Фергюс покачал головой.

— Почему Мортон здесь? — спросила я, временно успокоив ребенка тем, что приложила его к груди. — Мне кажется, он уже должен быть далеко на пути к Гранитным водопадам и радоваться, что остался жив.

— Он не уйдет, миледи. Он сказал, что не может отказаться от премии.

Непосредственно перед нашим отъездом из Риджа пришло письмо от губернатора, где он предлагал сорок шиллингов на человека, чтобы стимулировать вступление мужчин в милицию — значительная сумма, особенно, для новых поселенцев таких, как Мортон, холодной зимой.

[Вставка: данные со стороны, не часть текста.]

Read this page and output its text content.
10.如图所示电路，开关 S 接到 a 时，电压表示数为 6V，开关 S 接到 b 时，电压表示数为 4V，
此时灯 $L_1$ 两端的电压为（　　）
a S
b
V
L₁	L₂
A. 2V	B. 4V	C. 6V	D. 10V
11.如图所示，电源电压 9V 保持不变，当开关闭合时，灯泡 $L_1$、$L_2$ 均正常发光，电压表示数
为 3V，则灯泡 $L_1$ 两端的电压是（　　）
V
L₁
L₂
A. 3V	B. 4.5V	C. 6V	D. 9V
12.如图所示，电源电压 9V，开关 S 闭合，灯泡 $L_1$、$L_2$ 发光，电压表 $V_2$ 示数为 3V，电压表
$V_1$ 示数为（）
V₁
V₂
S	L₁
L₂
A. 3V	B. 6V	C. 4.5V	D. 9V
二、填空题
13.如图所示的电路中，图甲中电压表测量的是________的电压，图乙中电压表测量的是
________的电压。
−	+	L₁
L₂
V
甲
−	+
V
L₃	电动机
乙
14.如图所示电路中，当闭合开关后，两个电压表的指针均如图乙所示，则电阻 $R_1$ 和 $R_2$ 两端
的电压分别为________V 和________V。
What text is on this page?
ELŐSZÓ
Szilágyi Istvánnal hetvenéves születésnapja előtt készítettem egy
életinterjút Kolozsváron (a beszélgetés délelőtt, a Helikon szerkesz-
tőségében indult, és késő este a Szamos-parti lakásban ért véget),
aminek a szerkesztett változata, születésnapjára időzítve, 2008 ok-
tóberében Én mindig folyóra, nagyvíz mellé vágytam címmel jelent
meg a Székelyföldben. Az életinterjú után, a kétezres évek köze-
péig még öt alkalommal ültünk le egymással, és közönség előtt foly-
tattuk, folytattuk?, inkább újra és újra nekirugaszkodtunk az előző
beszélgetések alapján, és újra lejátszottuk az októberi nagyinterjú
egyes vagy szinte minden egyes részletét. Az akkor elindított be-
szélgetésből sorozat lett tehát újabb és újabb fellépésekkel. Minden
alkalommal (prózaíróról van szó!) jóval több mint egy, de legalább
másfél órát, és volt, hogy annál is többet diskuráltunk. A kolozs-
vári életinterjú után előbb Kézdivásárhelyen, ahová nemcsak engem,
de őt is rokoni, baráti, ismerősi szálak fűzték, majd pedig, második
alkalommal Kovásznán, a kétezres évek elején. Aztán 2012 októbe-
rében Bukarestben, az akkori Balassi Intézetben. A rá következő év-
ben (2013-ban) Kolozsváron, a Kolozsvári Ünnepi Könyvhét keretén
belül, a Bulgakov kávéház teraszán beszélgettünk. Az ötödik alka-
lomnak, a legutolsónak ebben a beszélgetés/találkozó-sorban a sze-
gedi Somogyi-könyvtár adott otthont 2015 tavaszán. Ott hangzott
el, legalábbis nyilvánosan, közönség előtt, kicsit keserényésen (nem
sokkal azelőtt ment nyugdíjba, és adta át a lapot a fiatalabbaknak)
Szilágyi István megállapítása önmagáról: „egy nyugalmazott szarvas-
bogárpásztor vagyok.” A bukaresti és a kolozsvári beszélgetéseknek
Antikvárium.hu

Джейми медленно провел рукой по лицу. Это была дилемма: отряд нуждался в мужчинах и продовольствии из Браунсвилла, но Джейми не мог зачислить на службу Браунов, которые немедленно попытались бы убить Мортона. Также он не мог заплатить Мортону премию из своих денег. Джейми выглядел так, словно хотел собственноручно убить Мортона, но я не думала, что это явилось бы разумным решением.

— Возможно, Мортон должен жениться на девушке, — предложила я деликатно.

— Я думал об этом, — сказал Фергус. — К сожалению, мистер Мортон имеет жену в Гранитных водопадах.

Он покачал головой, которая в вязанной шапке походила на снежную кочку.